Morris worm turns 20: Look what it's done

First Internet attack spawned panic, public awareness and security research

The Internet will mark an infamous anniversary on Sunday, when the Morris worm turns 20.

Considered the first major attack on the 'Net, the Morris worm served as a wake-up call to the Internet engineering community about the risk of software bugs, and it set the stage for network security to become a valid area of research and development. (Watch a slideshow of the 10 worst moments in network security history.)

"It was a really big deal," says Eric Allman, a computer programmer who in 1981 authored sendmail, open source Internet e-mail software, while he was a student at the University of California. Today, Allman serves as chief science officer at Sendmail, a company that sells commercial-grade versions of the software.

"The biggest implication of the Morris worm was that the Internet was very small ... and it was considered a friendly place, a clubhouse," Allman says. "This [attack] made it clear that there were some people in that clubhouse who didn't have the best interests of the world in mind ... This made it clear we had to think about security."

Despite the high-profile nature of the worm, some experts say its importance was not fully appreciated at the time.

"The really interesting lesson of the Morris Worm is how little long-term impact it had," says Steve Bellovin, a professor in the Department of Computer Science at Columbia University who was developing an early firewall at Bell Labs when the attack occurred. "It showed people who cared how dangerous buggy software could be, but nobody else really paid that much attention to network security afterwards.
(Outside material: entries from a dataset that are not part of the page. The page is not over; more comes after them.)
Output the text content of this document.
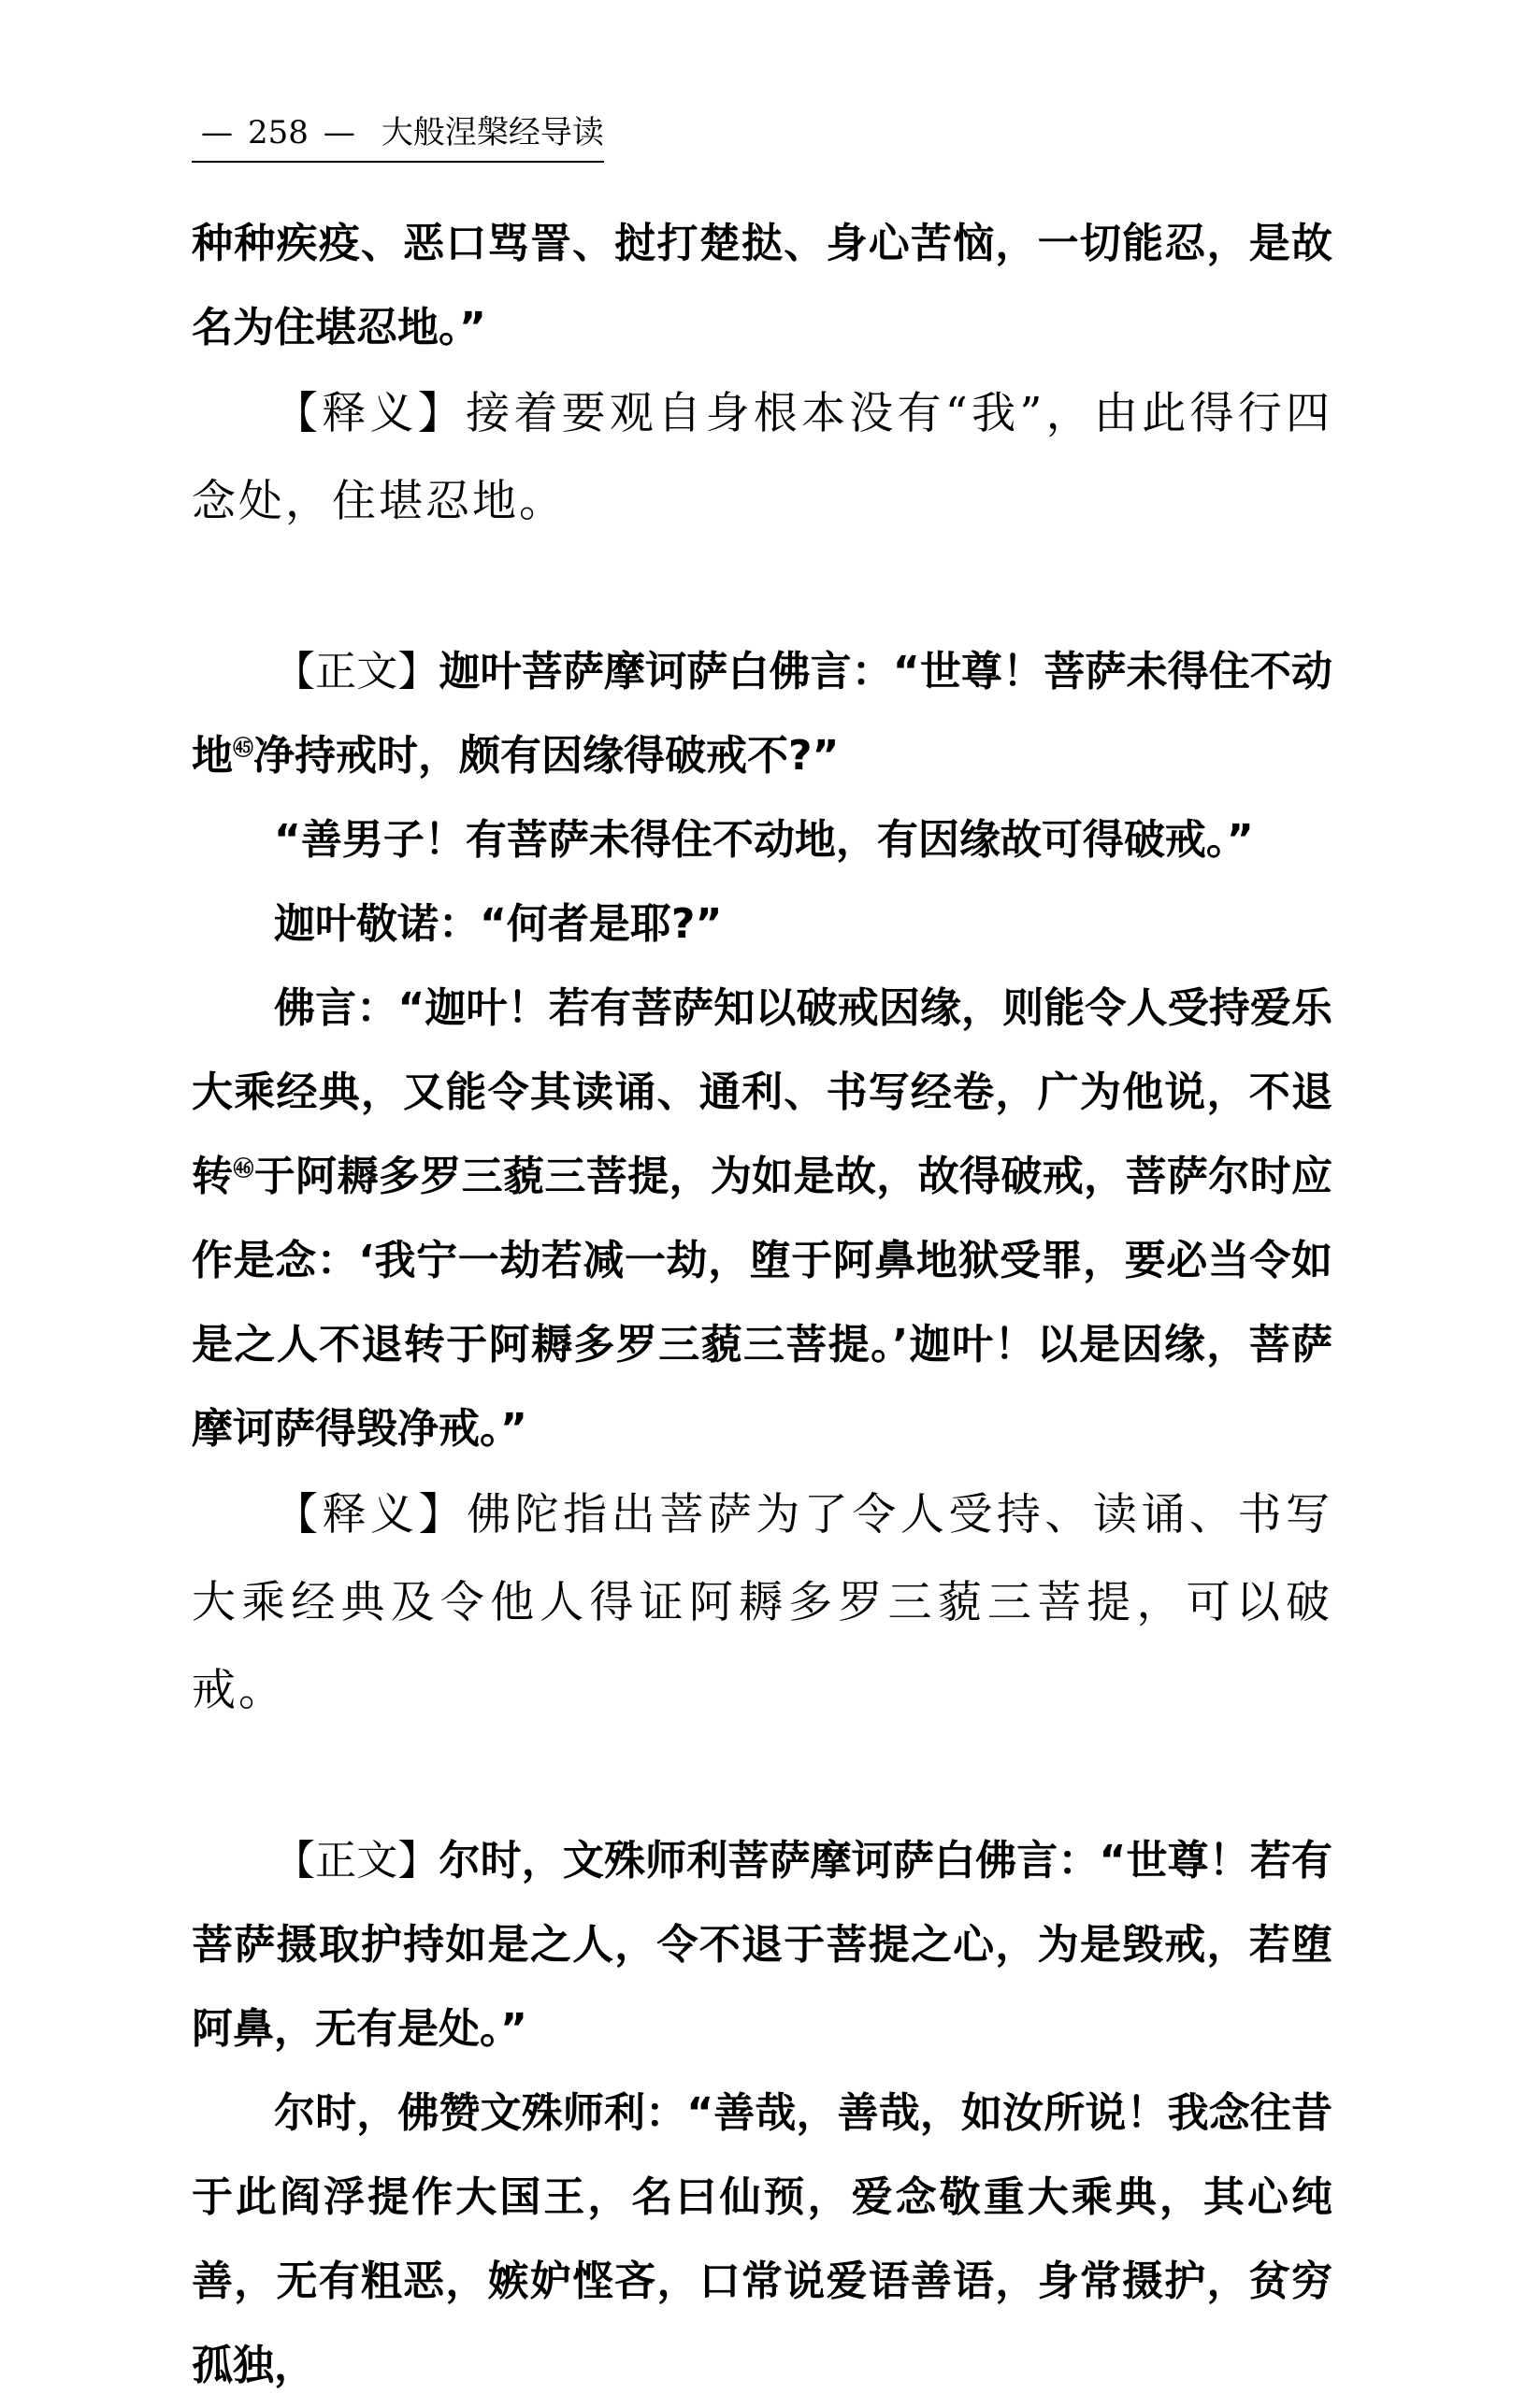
— 258 — 大般涅槃经导读

种种疾疫、恶口骂詈、挝打楚挞、身心苦恼，一切能忍，是故名为住堪忍地。”

【释义】接着要观自身根本没有“我”，由此得行四念处，住堪忍地。

【正文】迦叶菩萨摩诃萨白佛言：“世尊！菩萨未得住不动地$^㊺$净持戒时，颇有因缘得破戒不?”

“善男子！有菩萨未得住不动地，有因缘故可得破戒。”

迦叶敬诺：“何者是耶?”

佛言：“迦叶！若有菩萨知以破戒因缘，则能令人受持爱乐大乘经典，又能令其读诵、通利、书写经卷，广为他说，不退转$^㊻$于阿耨多罗三藐三菩提，为如是故，故得破戒，菩萨尔时应作是念：‘我宁一劫若减一劫，堕于阿鼻地狱受罪，要必当令如是之人不退转于阿耨多罗三藐三菩提。’迦叶！以是因缘，菩萨摩诃萨得毁净戒。”

【释义】佛陀指出菩萨为了令人受持、读诵、书写大乘经典及令他人得证阿耨多罗三藐三菩提，可以破戒。

【正文】尔时，文殊师利菩萨摩诃萨白佛言：“世尊！若有菩萨摄取护持如是之人，令不退于菩提之心，为是毁戒，若堕阿鼻，无有是处。”

尔时，佛赞文殊师利：“善哉，善哉，如汝所说！我念往昔于此阎浮提作大国王，名曰仙预，爱念敬重大乘典，其心纯善，无有粗恶，嫉妒悭吝，口常说爱语善语，身常摄护，贫穷孤独，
It wasn't until the mid-1990s that it became an issue again."

The Morris worm was written by Cornell University student Robert Tappan Morris, who was later convicted of computer fraud for the incident. Today, Morris is a respected associate professor of computer science at MIT.

Launched around on November 2, 1988, the Morris worm disabled approximately 10 percent of all Internet-connected systems, which were estimated at more than 60,000 machines.

The Morris worm was a self-replicating program that exploited known weaknesses in common utilities including sendmail, which is e-mail routing software, and Finger, a tool that showed which users were logged on to the network.

The Morris worm was able to break into Sun 3 systems and Digital VAX computers running BSD Unix. The fast-spreading worm kept copying itself and infecting computers multiple times, causing many systems to fail.